Awesome
Cuckoo Filter
A high-performance, concurrent, and mutable Cuckoo Filter implemented using atomics for Erlang and Elixir.
Introduction
A Cuckoo Filter is a space-efficient probabilistic data structure for approximate set membership queries. It enables constant-time checks to determine if an element is in a set, using only a few bits per element. This efficiency comes with a trade-off: a low rate of false positives may occur, but false negatives are guaranteed not to happen.
Compared to a Bloom Filter, a Cuckoo Filter offers a more efficient use of space and supports the deletion of inserted elements. However, as the filter's load factor increases, insertion operations may become slower and could fail once the filter is nearly full.
Implementation Details
In this implementation, filter data is stored in an atomics
array, a fixed-size, mutable
array of 64-bit integers. Using atomics enables fast, concurrent access to the filter
for both reading and writing operations.
The first two integers in the atomics array act as a lock to prevent race conditions during relocatiion of elements.
The third integer acts as an atomic counter to track the number of elements in the filter.
Fingerprint Constraints
To ensure atomic updates for fingerprints, this implementation only supports fingerprint sizes of 4, 8, 16, 32, and 64 bits—allowing multiple fingerprints to fit within a single 64-bit atomic integer.
Insertion
Each element in a Cuckoo Filter can be placed in one of two possible buckets. If an empty slot is available in either bucket, it is updated atomically. However, if both buckets are full, elements need to be relocated to make room for the new one. In such cases, atomic updates for all entries are not feasible, and insertions cannot be concurrent. To manage this, a spin lock (using the first two integers in the atomics array) prevents race conditions during these operations.
To maintain availability for lookups during element relocation, this implementation uses an eviction cache. When relocating elements, the filter temporarily stores a sequence of evictions. Once an empty slot is identified, changes are applied in reverse order, ensuring that elements remain accessible for lookups throughout the relocation process. Unlike many traditional Cuckoo Filter implementations, where inserting a new element when the filter is full may lead to the removal of a random existing element, this eviction cache technique helps avoid such unintended removals.
The eviction cache also provides early detection of loops, helping prevent excessive evictions.
Deletion
Deletion operations also utilize a lock to avoid race conditions when elements are being relocated.
Configurations
You can customize the fingerprint size, bucket size, hash function, and the maximum number of evictions when creating a new filter.
By default, this implementation uses erlang:phash2
for hashing. If a 32bit hash is
insufficient, XXH3 hash functions are applied,
which require adding xxh3
to your project dependencies manually.
When using a custom hash function, ensure that the hash output length meets or exceeds the sum of the fingerprint and bucket sizes.
Usage
In Erlang
Filter = cuckoo_filter:new(1000),
ok = cuckoo_filter:add(Filter, 1),
true = cuckoo_filter:contains(Filter, 1),
false = cuckoo_filter:contains(Filter, 2),
ok = cuckoo_filter:delete(Filter, 1),
{error, not_found} = cuckoo_filter:delete(Filter, 1).
In Elixir
filter = :cuckoo_filter.new(1000)
:ok = :cuckoo_filter.add(filter, 1)
true = :cuckoo_filter.contains(filter, 1)
false = :cuckoo_filter.contains(filter, 2)
:ok = :cuckoo_filter.delete(filter, 1)
{:error, :not_found} = :cuckoo_filter.delete(filter, 1)
For more details, see the Hex documentation.
License
Copyright 2021, Ali Farhadi a.farhadi@gmail.com.
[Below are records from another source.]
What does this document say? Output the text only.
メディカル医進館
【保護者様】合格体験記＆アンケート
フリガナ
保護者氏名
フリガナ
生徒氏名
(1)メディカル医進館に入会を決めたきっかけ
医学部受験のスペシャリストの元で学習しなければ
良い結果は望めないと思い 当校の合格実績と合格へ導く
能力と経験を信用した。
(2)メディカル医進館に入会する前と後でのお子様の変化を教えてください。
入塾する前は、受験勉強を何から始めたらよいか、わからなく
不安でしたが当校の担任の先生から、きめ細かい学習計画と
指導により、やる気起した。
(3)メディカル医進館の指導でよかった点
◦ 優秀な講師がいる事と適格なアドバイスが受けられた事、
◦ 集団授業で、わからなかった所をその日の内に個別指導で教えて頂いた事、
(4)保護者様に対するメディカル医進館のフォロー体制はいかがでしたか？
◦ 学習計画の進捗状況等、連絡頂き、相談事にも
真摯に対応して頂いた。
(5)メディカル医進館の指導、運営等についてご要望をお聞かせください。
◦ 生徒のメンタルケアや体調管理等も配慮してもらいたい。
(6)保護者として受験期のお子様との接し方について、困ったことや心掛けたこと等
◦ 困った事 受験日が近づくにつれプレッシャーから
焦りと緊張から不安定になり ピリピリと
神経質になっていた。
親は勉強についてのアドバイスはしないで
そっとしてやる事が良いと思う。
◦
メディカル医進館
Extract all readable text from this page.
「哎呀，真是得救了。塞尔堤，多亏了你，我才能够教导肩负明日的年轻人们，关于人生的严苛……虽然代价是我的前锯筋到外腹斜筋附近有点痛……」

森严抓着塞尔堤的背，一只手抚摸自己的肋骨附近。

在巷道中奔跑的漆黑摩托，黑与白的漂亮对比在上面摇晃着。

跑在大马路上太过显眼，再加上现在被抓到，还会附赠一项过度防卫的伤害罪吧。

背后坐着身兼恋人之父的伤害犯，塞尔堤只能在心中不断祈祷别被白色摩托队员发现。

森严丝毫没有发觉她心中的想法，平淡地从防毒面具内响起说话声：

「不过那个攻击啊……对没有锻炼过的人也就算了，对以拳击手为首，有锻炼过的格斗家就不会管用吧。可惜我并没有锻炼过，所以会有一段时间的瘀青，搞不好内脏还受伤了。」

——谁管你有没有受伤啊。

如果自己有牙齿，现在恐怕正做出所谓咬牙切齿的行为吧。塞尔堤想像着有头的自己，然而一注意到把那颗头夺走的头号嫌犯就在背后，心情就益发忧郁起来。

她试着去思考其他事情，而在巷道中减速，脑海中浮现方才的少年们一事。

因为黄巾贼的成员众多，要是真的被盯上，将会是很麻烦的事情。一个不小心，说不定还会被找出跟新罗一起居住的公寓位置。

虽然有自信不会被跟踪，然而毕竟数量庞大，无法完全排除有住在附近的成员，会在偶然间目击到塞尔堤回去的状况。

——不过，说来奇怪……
Licensed under the Apache License, Version 2.0 (the "License"); you may not use this file except in compliance with the License. You may obtain a copy of the License at
http://www.apache.org/licenses/LICENSE-2.0
Unless required by applicable law or agreed to in writing, software distributed under the License is distributed on an "AS IS" BASIS, WITHOUT WARRANTIES OR CONDITIONS OF ANY KIND, either express or implied. See the License for the specific language governing permissions and limitations under the License.